En décembre, le tribunal de district d'Oita l'a condamné à cinq ans de prison.

L'enquête, publiée en mars par l'Institut de recherche et de formation du ministère de la Justice, a examiné les cas d'agression sexuelle impliquant des victimes handicapées qui ont entraîné des verdicts de culpabilité entre 2018 et 2022.

Les auteurs qui étaient le «personnel lié au soutien» représentaient 33% des cas, le pourcentage le plus élevé.

L'endroit le plus courant où les abus ont eu lieu pour la première fois était «à l'école, au travail ou à un établissement», représentant 27,8% des cas.

Dans les cas impliquant des victimes handicapées intellectuelles, seulement 36,5% d'entre eux ont pu reconnaître qu'ils étaient maltraités.

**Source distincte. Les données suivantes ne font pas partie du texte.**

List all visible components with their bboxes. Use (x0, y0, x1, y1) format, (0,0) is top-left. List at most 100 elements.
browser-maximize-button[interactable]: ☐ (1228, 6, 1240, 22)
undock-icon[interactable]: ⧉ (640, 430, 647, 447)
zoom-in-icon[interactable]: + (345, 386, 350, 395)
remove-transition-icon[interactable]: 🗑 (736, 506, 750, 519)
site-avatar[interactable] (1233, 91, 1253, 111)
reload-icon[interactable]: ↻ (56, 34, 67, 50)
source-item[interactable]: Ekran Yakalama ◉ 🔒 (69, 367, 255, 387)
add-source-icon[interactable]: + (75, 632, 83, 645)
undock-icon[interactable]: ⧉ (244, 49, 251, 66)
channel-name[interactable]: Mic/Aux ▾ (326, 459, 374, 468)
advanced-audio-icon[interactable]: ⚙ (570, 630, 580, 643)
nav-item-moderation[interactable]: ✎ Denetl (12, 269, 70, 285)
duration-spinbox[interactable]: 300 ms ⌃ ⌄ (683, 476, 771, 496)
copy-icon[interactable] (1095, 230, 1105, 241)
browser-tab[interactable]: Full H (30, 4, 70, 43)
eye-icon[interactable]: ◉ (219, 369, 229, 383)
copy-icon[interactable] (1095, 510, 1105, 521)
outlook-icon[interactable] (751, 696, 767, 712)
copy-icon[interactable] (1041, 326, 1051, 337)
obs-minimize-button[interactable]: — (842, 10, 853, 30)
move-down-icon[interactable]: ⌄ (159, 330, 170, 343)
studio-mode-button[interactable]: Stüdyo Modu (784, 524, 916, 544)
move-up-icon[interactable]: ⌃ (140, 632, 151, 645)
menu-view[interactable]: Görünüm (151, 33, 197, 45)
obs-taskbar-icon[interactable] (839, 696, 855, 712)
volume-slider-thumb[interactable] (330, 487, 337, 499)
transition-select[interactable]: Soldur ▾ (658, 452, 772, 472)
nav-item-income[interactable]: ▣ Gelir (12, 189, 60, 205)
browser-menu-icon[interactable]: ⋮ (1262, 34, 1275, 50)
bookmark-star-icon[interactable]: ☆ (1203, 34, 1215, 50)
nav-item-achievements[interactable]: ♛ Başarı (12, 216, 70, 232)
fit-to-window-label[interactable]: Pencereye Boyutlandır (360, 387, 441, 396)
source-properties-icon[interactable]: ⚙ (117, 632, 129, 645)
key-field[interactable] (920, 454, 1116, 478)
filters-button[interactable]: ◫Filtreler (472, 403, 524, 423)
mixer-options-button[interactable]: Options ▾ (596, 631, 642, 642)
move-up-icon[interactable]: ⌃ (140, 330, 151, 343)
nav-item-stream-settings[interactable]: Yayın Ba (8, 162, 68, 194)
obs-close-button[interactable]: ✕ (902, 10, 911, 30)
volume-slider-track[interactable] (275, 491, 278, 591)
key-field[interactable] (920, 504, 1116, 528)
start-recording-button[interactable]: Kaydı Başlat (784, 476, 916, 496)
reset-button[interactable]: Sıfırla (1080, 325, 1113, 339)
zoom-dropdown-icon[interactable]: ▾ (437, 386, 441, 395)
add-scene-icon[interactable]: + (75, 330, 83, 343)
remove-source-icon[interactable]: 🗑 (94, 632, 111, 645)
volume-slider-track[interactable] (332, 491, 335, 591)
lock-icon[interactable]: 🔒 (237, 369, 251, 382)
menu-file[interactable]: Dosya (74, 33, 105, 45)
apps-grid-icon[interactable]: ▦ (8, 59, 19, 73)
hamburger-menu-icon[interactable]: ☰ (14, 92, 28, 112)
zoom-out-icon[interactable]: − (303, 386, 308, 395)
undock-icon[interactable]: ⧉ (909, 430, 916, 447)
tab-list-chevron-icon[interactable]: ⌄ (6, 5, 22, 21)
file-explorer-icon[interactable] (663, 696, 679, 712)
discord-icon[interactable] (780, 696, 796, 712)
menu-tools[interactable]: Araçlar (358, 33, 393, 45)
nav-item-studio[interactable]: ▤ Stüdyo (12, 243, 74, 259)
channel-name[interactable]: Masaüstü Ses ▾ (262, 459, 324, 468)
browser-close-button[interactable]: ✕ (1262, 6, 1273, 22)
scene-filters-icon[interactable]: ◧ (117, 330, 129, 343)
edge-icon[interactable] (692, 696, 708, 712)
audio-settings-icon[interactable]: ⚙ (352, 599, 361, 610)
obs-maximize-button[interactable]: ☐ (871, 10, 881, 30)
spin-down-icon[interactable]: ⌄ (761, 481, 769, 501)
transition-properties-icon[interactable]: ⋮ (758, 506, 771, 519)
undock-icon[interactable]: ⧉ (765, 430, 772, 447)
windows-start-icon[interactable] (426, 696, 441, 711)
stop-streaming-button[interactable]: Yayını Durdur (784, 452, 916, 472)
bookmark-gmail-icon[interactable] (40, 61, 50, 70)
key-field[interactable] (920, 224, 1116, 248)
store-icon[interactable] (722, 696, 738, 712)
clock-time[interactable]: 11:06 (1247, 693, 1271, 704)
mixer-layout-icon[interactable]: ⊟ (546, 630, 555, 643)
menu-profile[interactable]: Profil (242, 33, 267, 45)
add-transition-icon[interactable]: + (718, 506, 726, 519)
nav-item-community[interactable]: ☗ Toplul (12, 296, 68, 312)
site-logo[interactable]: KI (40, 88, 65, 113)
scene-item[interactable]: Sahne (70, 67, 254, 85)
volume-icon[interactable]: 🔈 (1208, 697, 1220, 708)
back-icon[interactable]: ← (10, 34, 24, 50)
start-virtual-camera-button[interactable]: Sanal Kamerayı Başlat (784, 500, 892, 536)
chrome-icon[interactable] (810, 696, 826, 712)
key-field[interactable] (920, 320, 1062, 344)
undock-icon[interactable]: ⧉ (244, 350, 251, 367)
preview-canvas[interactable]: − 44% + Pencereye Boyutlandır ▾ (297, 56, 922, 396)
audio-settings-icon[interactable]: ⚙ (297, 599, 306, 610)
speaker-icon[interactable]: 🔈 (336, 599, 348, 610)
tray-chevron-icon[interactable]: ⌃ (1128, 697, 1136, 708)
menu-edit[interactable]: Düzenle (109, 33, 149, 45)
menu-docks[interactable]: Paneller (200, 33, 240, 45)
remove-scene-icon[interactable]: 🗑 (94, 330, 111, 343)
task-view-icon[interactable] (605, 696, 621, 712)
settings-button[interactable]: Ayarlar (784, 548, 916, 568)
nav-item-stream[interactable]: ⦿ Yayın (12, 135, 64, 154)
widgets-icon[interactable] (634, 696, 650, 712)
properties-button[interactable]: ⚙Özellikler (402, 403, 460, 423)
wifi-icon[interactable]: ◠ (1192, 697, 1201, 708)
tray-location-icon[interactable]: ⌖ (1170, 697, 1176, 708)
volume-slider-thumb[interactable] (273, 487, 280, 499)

Cela signifie qu'un nombre important d'agressions ne sont probablement jamais mis en lumière.

Pour prévenir les abus sexuels, un rapport de l'enquête propose de créer un environnement où «les individus ne sont pas laissés seuls» et utilisent des appareils numériques.

Pour éliminer les «angles morts», le rapport suggère les mesures suivantes: installer des caméras de sécurité dans les lieux de travail et les installations; équiper les véhicules de transport avec des enregistreurs d'entraînement; et les installations de restructuration et le placement du personnel pour éviter les situations individuelles entre les personnes handicapées et les partisans.

Cependant, le risque d'abus reste même si ces mesures sont prises.

Lorsque les victimes subissent des abus, ils peuvent exprimer verbalement leur inconfort ou montrer des changements comportementaux par le biais de gestes.

« La détection des changements dans le comportement d'une victime à un stade précoce est directement liée à la prévention des abus », indique le rapport. «Bien qu'il y ait des cas où les partisans deviennent des auteurs, ce sont aussi les personnes proches des victimes qui peuvent les protéger.»